Member of the EIB club
Calvin Johnson wasn't even bothered last week by the Lions' terrible season. He was all grins and giggles while being interviewed after yet another loss. A home loss in prime time, no less. That interview defined this era as well as any other. Many of the past greats wouldn't even have done that interview, considering the circumstances. I absolutely guarantee an early '70s Dolphin wouldn't have dared to step in front of a microphone.
As dlockz posted, Jerry Rice is above Johnson and Jim Brown is unquestionably superior to Adrian Petersen.
Also, regarding Dan Marino, the pass defense rules and application of them had already been softened considerably by 1984. Anybody who doesn't believe that is out of his mind, or snuggling up to a Marino pillow. The game was pure and brutal until 1974, when the first wave of changes coddling the offense and particularly the passing game was adopted.

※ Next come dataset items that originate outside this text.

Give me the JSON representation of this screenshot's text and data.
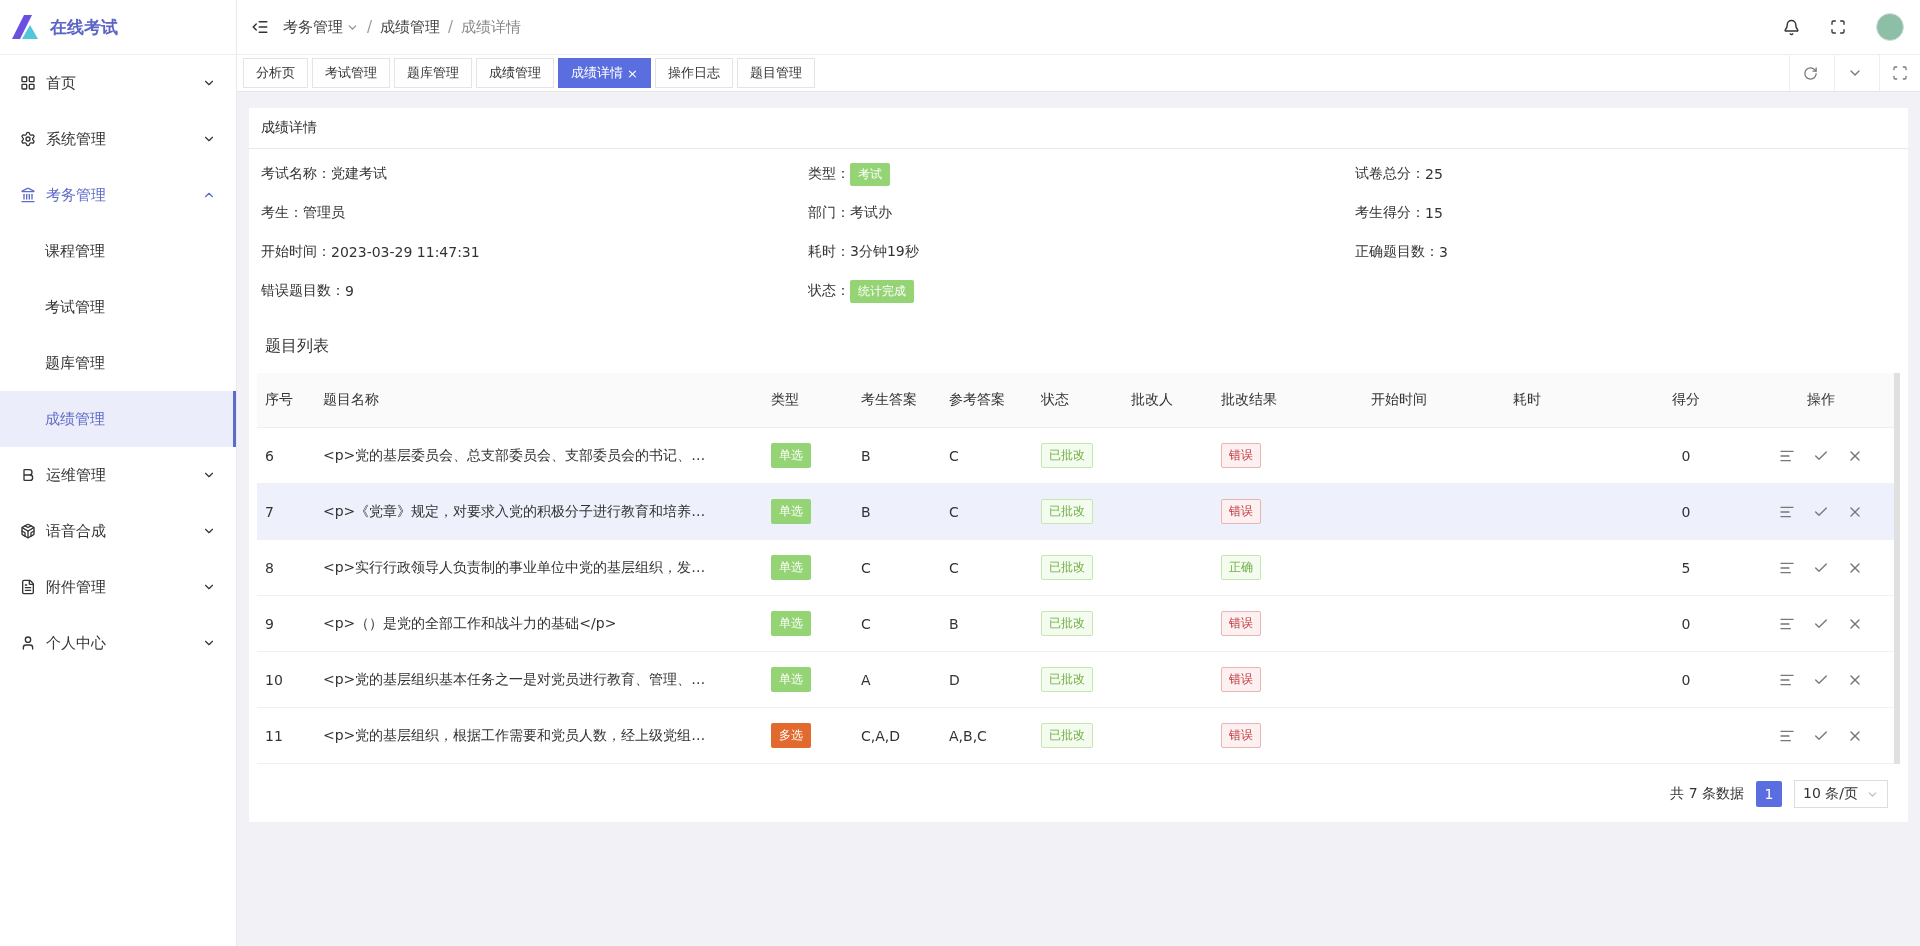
{
  "app": {
    "title": "在线考试"
  },
  "sidebar": {
    "items": [
      {
        "label": "首页",
        "expanded": false
      },
      {
        "label": "系统管理",
        "expanded": false
      },
      {
        "label": "考务管理",
        "expanded": true,
        "children": [
          {
            "label": "课程管理",
            "selected": false
          },
          {
            "label": "考试管理",
            "selected": false
          },
          {
            "label": "题库管理",
            "selected": false
          },
          {
            "label": "成绩管理",
            "selected": true
          }
        ]
      },
      {
        "label": "运维管理",
        "expanded": false
      },
      {
        "label": "语音合成",
        "expanded": false
      },
      {
        "label": "附件管理",
        "expanded": false
      },
      {
        "label": "个人中心",
        "expanded": false
      }
    ]
  },
  "breadcrumb": {
    "separator": "/",
    "items": [
      "考务管理",
      "成绩管理",
      "成绩详情"
    ]
  },
  "tabs": [
    {
      "label": "分析页",
      "selected": false
    },
    {
      "label": "考试管理",
      "selected": false
    },
    {
      "label": "题库管理",
      "selected": false
    },
    {
      "label": "成绩管理",
      "selected": false
    },
    {
      "label": "成绩详情",
      "selected": true,
      "close_mark": "×"
    },
    {
      "label": "操作日志",
      "selected": false
    },
    {
      "label": "题目管理",
      "selected": false
    }
  ],
  "card": {
    "title": "成绩详情",
    "fields": [
      {
        "label": "考试名称：",
        "value": "党建考试",
        "kind": "text"
      },
      {
        "label": "类型：",
        "value": "考试",
        "kind": "tag"
      },
      {
        "label": "试卷总分：",
        "value": "25",
        "kind": "text"
      },
      {
        "label": "考生：",
        "value": "管理员",
        "kind": "text"
      },
      {
        "label": "部门：",
        "value": "考试办",
        "kind": "text"
      },
      {
        "label": "考生得分：",
        "value": "15",
        "kind": "text"
      },
      {
        "label": "开始时间：",
        "value": "2023-03-29 11:47:31",
        "kind": "text"
      },
      {
        "label": "耗时：",
        "value": "3分钟19秒",
        "kind": "text"
      },
      {
        "label": "正确题目数：",
        "value": "3",
        "kind": "text"
      },
      {
        "label": "错误题目数：",
        "value": "9",
        "kind": "text"
      },
      {
        "label": "状态：",
        "value": "统计完成",
        "kind": "tag"
      }
    ],
    "section_title": "题目列表"
  },
  "table": {
    "columns": [
      "序号",
      "题目名称",
      "类型",
      "考生答案",
      "参考答案",
      "状态",
      "批改人",
      "批改结果",
      "开始时间",
      "耗时",
      "得分",
      "操作"
    ],
    "rows": [
      {
        "no": "6",
        "title": "<p>党的基层委员会、总支部委员会、支部委员会的书记、…",
        "type": {
          "text": "单选",
          "kind": "single"
        },
        "answer": "B",
        "reference": "C",
        "status": "已批改",
        "result": {
          "text": "错误",
          "kind": "wrong"
        },
        "score": "0",
        "selected": false
      },
      {
        "no": "7",
        "title": "<p>《党章》规定，对要求入党的积极分子进行教育和培养…",
        "type": {
          "text": "单选",
          "kind": "single"
        },
        "answer": "B",
        "reference": "C",
        "status": "已批改",
        "result": {
          "text": "错误",
          "kind": "wrong"
        },
        "score": "0",
        "selected": true
      },
      {
        "no": "8",
        "title": "<p>实行行政领导人负责制的事业单位中党的基层组织，发…",
        "type": {
          "text": "单选",
          "kind": "single"
        },
        "answer": "C",
        "reference": "C",
        "status": "已批改",
        "result": {
          "text": "正确",
          "kind": "right"
        },
        "score": "5",
        "selected": false
      },
      {
        "no": "9",
        "title": "<p>（）是党的全部工作和战斗力的基础</p>",
        "type": {
          "text": "单选",
          "kind": "single"
        },
        "answer": "C",
        "reference": "B",
        "status": "已批改",
        "result": {
          "text": "错误",
          "kind": "wrong"
        },
        "score": "0",
        "selected": false
      },
      {
        "no": "10",
        "title": "<p>党的基层组织基本任务之一是对党员进行教育、管理、…",
        "type": {
          "text": "单选",
          "kind": "single"
        },
        "answer": "A",
        "reference": "D",
        "status": "已批改",
        "result": {
          "text": "错误",
          "kind": "wrong"
        },
        "score": "0",
        "selected": false
      },
      {
        "no": "11",
        "title": "<p>党的基层组织，根据工作需要和党员人数，经上级党组…",
        "type": {
          "text": "多选",
          "kind": "multi"
        },
        "answer": "C,A,D",
        "reference": "A,B,C",
        "status": "已批改",
        "result": {
          "text": "错误",
          "kind": "wrong"
        },
        "selected": false
      }
    ]
  },
  "pagination": {
    "total": "共 7 条数据",
    "pages": [
      {
        "label": "1",
        "selected": true
      }
    ],
    "page_size": "10 条/页"
  }
}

The Dolphins were largely responsible, after Curtis Johnson and Tim Foley made a habit of eliminating wide receivers at the line of scrimmage. As a kid I absolutely loved it. I remember screaming in mischievous glee as the opposing quarterback dropped back with nobody to throw to. There were 2-3 man patterns in those days and the Dolphins reduced it to 1. It prompted the so-called Isaac Curtis Rule.
This is a brief description of the changes in 1974. Notice that every one favored the offense and specifically the passing game , including reduction of penalty yardage. Previously a 15 yard holding penalty could all but end a possession before it started:
"roll-blocking and cutting of wide receivers was eliminated; the extent of downfield contact a defender could have with an eligible receiver was restricted; the penalties for offensive holding, illegal use of the hands, and tripping were reduced from 15 to 10 yards..."
There were further changes aiding the passing game in 1977 and notably in 1978:
"The NFL continued a trend toward opening up the game. Rules changes permitted a defender to maintain contact with a receiver within five yards of the line of scrimmage, but restricted contact beyond that point. The pass-blocking rule was interpreted to permit the extending of arms and open hands."
Sorry, but Dan Marino was already playing in a dumbed up league, compared to what I witnessed earlier. Not even debatable. I think they had the correct balance in the '80s and '90s but it was hardly the brutal sport of the '60s and early '70s. The posters who rip Joe Namath, now that's comedic. Candidates for the corn field. They look at those stats and think it was today's rules and style of play, with worthless dump off passes and crossing patterns. Namath was a true downfield gunslinger. His lifetime 14.7 yards per completion is seven tenths higher than the best season Marino ever had (1984), and more than 2 yards beyond Marino's lifetime average. By Marino's era it was already an underneath league with heavy benefit of a doubt to the passer, compared to only 10 or 15 years earlier.
I remember Namath, I watched Namath.....please don't even attempt to put Namath in the same sentence as Marino, let alone try to force feed us anything that would indicate Namath in any way did anything better then Marino.
Namath was a very gifted player, but he was inconsistent, and no where as dominant as Marino. Every defense that played Miami knew one thing about their offense, stop Marino, you stop the Offense, yet VERY VERY rarely did any defense stop or even slow down Marino. Namath relied on the running game, no running game, very rarely was there much offense.
Gase was asked by one executive if he knew his personal record against Dan Quinn, the Seattle defensive coordinator who became the head coach in Atlanta. "It's 0-2," Gase responded, "and I'm going to tell you something right now: He's never going to f---ing beat me again."
According to doogie, your great athletic accomplishment isn't valid unless you are also a candidate for the nobel prize.
Awsi, recognize great athletes when they are present. Don't ignore facts, which you are so clearly doing.
Athletes now are bigger, stronger, faster, and plain ol' better than they used to be. This is evident in almost every single sport on the planet. Specific evidence can be seen if you only look at track and field athletes. It's pretty simple, actually. It's downright ignorant to think otherwise.
As for rice he wasnt the biggest , the strongest or fastest but again he was the best. Johnson has him beat in all three of those categories
the real fact is that all athletes are as I said, bigger, faster, and stronger than previous athletes.
as for Jerry rice, he was great and his receiving record has just been broken. that qualifies for more than most here are giving credit for. who cares if Johnson was smiling, he just accomplished something huge.
I'm beginning to think that a majority of posters on here don't really know much about what makes up the psyche of a high level athlete.
Greatness is measured over time not a few seasons and both of these guys were the greatest over an extended time. Rice has almost 200 receiving tds he averaged like 9.5 a yearf for almost 19 years lol.